The concerns “included badly trained staff, poor infection control checks and medics failing to get the correct consent,” according to Laura Donnelly, Health Editor for the Telegraph.
Inspectors visited 12 of the MSI’s sites in England between April and August. They found that 2,634 “incidents” had been recorded at Marie Stopes International (MSI) locations between 2015 and 2016 –an increase of 704 from the previous year.
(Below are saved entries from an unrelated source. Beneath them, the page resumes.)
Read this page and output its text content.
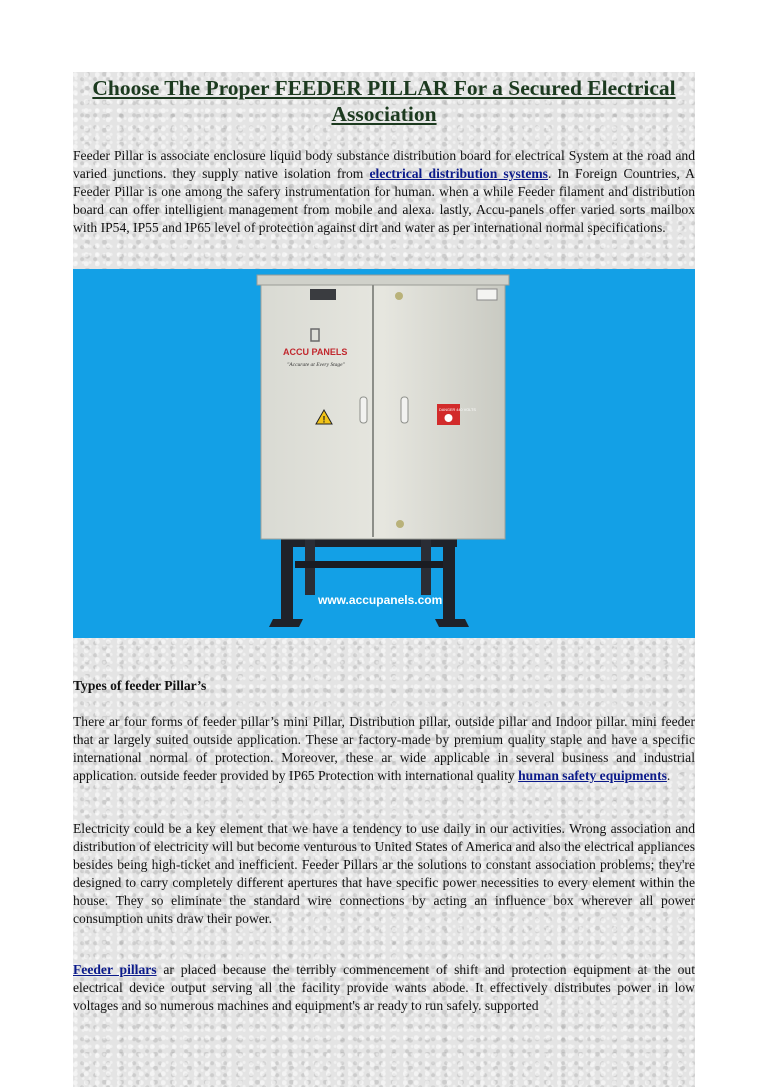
Choose The Proper FEEDER PILLAR For a Secured Electrical Association

Feeder Pillar is associate enclosure liquid body substance distribution board for electrical System at the road and varied junctions. they supply native isolation from electrical distribution systems. In Foreign Countries, A Feeder Pillar is one among the safery instrumentation for human. when a while Feeder filament and distribution board can offer intelligient management from mobile and alexa. lastly, Accu-panels offer varied sorts mailbox with IP54, IP55 and IP65 level of protection against dirt and water as per international normal specifications.

ACCU PANELS
"Accurate at Every Stage"
!
DANGER 440 VOLTS
www.accupanels.com
Types of feeder Pillar’s

There ar four forms of feeder pillar’s mini Pillar, Distribution pillar, outside pillar and Indoor pillar. mini feeder that ar largely suited outside application. These ar factory-made by premium quality staple and have a specific international normal of protection. Moreover, these ar wide applicable in several business and industrial application. outside feeder provided by IP65 Protection with international quality human safety equipments.

Electricity could be a key element that we have a tendency to use daily in our activities. Wrong association and distribution of electricity will but become venturous to United States of America and also the electrical appliances besides being high-ticket and inefficient. Feeder Pillars ar the solutions to constant association problems; they're designed to carry completely different apertures that have specific power necessities to every element within the house. They so eliminate the standard wire connections by acting an influence box wherever all power consumption units draw their power.

Feeder pillars ar placed because the terribly commencement of shift and protection equipment at the out electrical device output serving all the facility provide wants abode. It effectively distributes power in low voltages and so numerous machines and equipment's ar ready to run safely. supported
But MSI provided “limited” explanation as to why this had happened.
As a result, the Care Quality Commission (CQC), which is a kind of health watchdog,
• Suspended termination of pregnancy provision for under-18s and vulnerable groups of women.
• Suspended terminations under general anaesthetic or conscious sedation.
• Suspended all surgical terminations at its Norwich centre
Until the concerns were dealt with, MSI was also barred from opening any new services,
However, Donnelly reported, “The MSI group was allowed to recommence restricted services in October, after carrying out training in resuscitation, consent and governance.”
Flash forward to Tuesday’s “damning report.”
Donnelly writes, “Last night the regulator issued 12 reports, detailing a litany of failings at clinics run by Britain’s largest abortion provider.”
Staff at Britain’s biggest abortion provider tried to give a vulnerable woman a termination even though she did not understand what was going on, a damning report has found.
Inspectors were forced to intervene as the patient with learning disabilities became distressed, amid a catalogue of failings uncovered at Marie Stopes clinics across the country.
Watchdogs described horrific scenes which left patients at risk of infection, with foetal tissue from a succession of terminations left in open waste bins, in one clinic.
And they said the abortion provider – which sees 70,000 women a year – was failing to ensure rules on consent were followed.
For example, two physicians are supposed to approve any abortion in writing. Instead abortionists at an abortion clinic in Norwich (one of sixty MSI runs in the United Kingdom) signed off on batches of up to 60 forms without even meeting the women.
Patients are still at risk of “avoidable harm,” the report concluded.
Professor Edward Baker is deputy chief inspector of hospitals at the CQC. He told reporters that more needs to be done to protect patients.
“Our inspections of Marie Stopes International from earlier this year identified a number of serious concerns,” Baker said. “While we recognise that Marie Stopes International has made progress since our inspections, we will continue to monitor its services very closely.”